Schalom kämpfte einen schweren Kampf. Aber endlich siegte die Liebe zu seinem Sohne über seine Furchtsamkeit und er ging hinab, liess ein Pferd satteln, fragte, in welcher Richtung Juda fortgeritten wäre und schlug denselben Weg ein.

Es war indess dunkel geworden und zum Ueberfluss stieg noch dichter Nebel aus den Wiesen und Gehölzen empor. Schalom war es recht unheimlich zu Muthe, aber er trieb sein Pferd an und sprach sich Trost zu. »Du hast täglich Deine Gebete verrichtet«, sagte er, »Du hast strenge alle Vorschriften beobachtet, Du hast reichlich Almosen gegeben, Gott wird Dich nicht verlassen.«

Doch in demselben Augenblick tauchte aus Nacht und Nebel eine weisse Gestalt, die ihm zu winken schien. Das Pferd fiel in Schritt, während Schalom, am ganzen Leibe bebend, zu beten begann. Eine zweite Gestalt, vom Monde geisterhaft beschienen, der langsam aus den Wolken trat! Schon wollte Schalom umkehren, da erinnerte er sich, dass hier der Friedhof lag. Er näherte sich der Mauer und erblickte jetzt die Reihen der Gräber und die Grabdenkmäler von Cypressen umgeben.

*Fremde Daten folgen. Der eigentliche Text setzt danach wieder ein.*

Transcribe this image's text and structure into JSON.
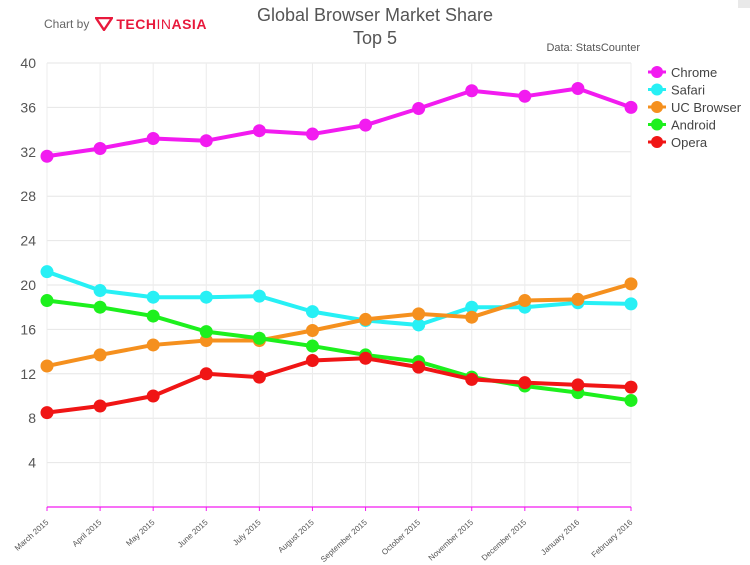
{
  "credit": {
    "prefix": "Chart by",
    "brand_main": "TECH",
    "brand_mid": "IN",
    "brand_end": "ASIA"
  },
  "chart_data": {
    "type": "line",
    "title": "Global Browser Market Share",
    "subtitle": "Top 5",
    "source": "Data: StatsCounter",
    "xlabel": "",
    "ylabel": "",
    "ylim": [
      0,
      40
    ],
    "yticks": [
      4,
      8,
      12,
      16,
      20,
      24,
      28,
      32,
      36,
      40
    ],
    "grid": true,
    "legend_position": "top-right",
    "categories": [
      "March 2015",
      "April 2015",
      "May 2015",
      "June 2015",
      "July 2015",
      "August 2015",
      "September 2015",
      "October 2015",
      "November 2015",
      "December 2015",
      "January 2016",
      "February 2016"
    ],
    "series": [
      {
        "name": "Chrome",
        "color": "#f21bf0",
        "values": [
          31.6,
          32.3,
          33.2,
          33.0,
          33.9,
          33.6,
          34.4,
          35.9,
          37.5,
          37.0,
          37.7,
          36.0
        ]
      },
      {
        "name": "Safari",
        "color": "#27f0f5",
        "values": [
          21.2,
          19.5,
          18.9,
          18.9,
          19.0,
          17.6,
          16.8,
          16.4,
          18.0,
          18.0,
          18.4,
          18.3
        ]
      },
      {
        "name": "UC Browser",
        "color": "#f5901e",
        "values": [
          12.7,
          13.7,
          14.6,
          15.0,
          15.0,
          15.9,
          16.9,
          17.4,
          17.1,
          18.6,
          18.7,
          20.1
        ]
      },
      {
        "name": "Android",
        "color": "#1df01d",
        "values": [
          18.6,
          18.0,
          17.2,
          15.8,
          15.2,
          14.5,
          13.7,
          13.1,
          11.7,
          10.9,
          10.3,
          9.6
        ]
      },
      {
        "name": "Opera",
        "color": "#f01515",
        "values": [
          8.5,
          9.1,
          10.0,
          12.0,
          11.7,
          13.2,
          13.4,
          12.6,
          11.5,
          11.2,
          11.0,
          10.8
        ]
      }
    ]
  }
}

Wieder trabte er vorwärts, als plötzlich vor ihm ein schreckliches Getöse entstand, das rasch auf ihn zukam. Er trieb sein Pferd über den Graben, in das Feld, diesmal waren es ohne Zweifel Schaïdim oder gar Lillith selbst mit ihrem Gefolge.

Vor diesem weiblichen Teufel hatte Schalom einen besonderen Respekt. Aus dem Unflath der Erde erschaffen, war sie Adam's erste Frau gewesen und von Gott verflucht, jagte sie Nachts, von einem Heer von Dämonen begleitet durch die Luft. Alle tausend Jahre versucht sie einen Mann zu verführen, um von dem Fluche, der auf ihr lastet, erlöst zu werden.

Wenn sie Juda antraf? Wenn er in ihre Netze fiel?

Schon stürmte ein kleiner Wagen heran, an den zehn schwarze Ponnis gespannt waren. Die Funken stoben unter dem wilden Gefährte, das im Nu vorüberraste und sofort im Nebel verschwand.

Wenige Minuten später ertönte der Hufschlag eines Pferdes, und ein junges, schönes Weib sprengte heran und hielt vor Schalom. Sie war phantastisch gekleidet. Man hätte sie für eine Zigeunerin halten können, wenn sie nicht so blendend weiss gewesen wäre, und wenn ihr Haar nicht goldroth wie eine Flamme um ihre Schultern gespielt hätte.

Es war Lillith, die Verführerin, kein Zweifel. Schalom hatte Lust, die Flucht zu ergreifen, aber sie fragte ihn in gutem Englisch: »Ist dies der Weg nach Bath?« und das beruhigte ihn ein Wenig.